Pour la première fois, la rencontre réunit simultanément des pays producteurs comme le Gabon et le Cameroun, un centre majeur de transformation et de transit avec le Viet Nam, ainsi que les principaux pays consommateurs représentés par les États-Unis.
L’initiative associe acteurs industriels et services douaniers pour couvrir l’intégralité de la chaîne d’approvisionnement, de l’exploitation forestière jusqu’à la distribution finale. L’objectif est d’assainir les flux commerciaux mondiaux et de faire respecter les réglementations internationales, notamment le Lacey Act américain.
Un programme axé sur l’expertise et le terrain
Pendant cinq jours, les experts travailleront sur la traçabilité, le renforcement des procédures douanières, les stratégies d’application de la loi et le perfectionnement des techniques d’enquête et de poursuites coordonnées.

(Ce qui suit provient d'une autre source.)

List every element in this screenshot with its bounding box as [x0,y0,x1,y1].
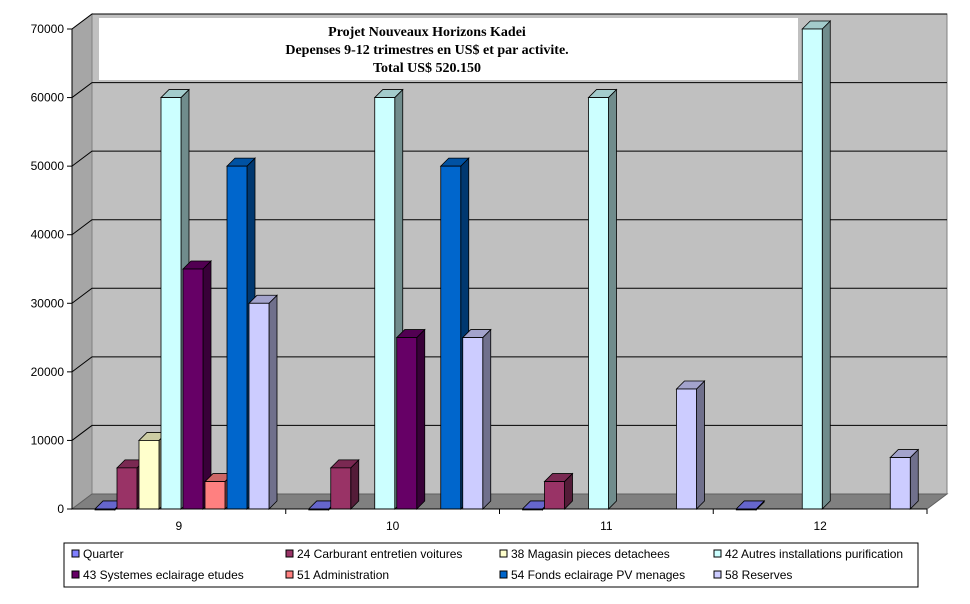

L’atelier prévoit aussi des visites de terrain dans des concessions forestières gabonaises, des unités de transformation et des installations portuaires afin de confronter les stratégies aux réalités opérationnelles.
Un enjeu économique et sécuritaire majeur
Le trafic de bois constitue la troisième forme de criminalité transnationale organisée la plus lucrative au monde, après la contrefaçon et les stupéfiants. Il prive les producteurs légaux et les États de milliards de dollars de revenus chaque année, alimentant la déforestation et l’instabilité dans les bassins forestiers.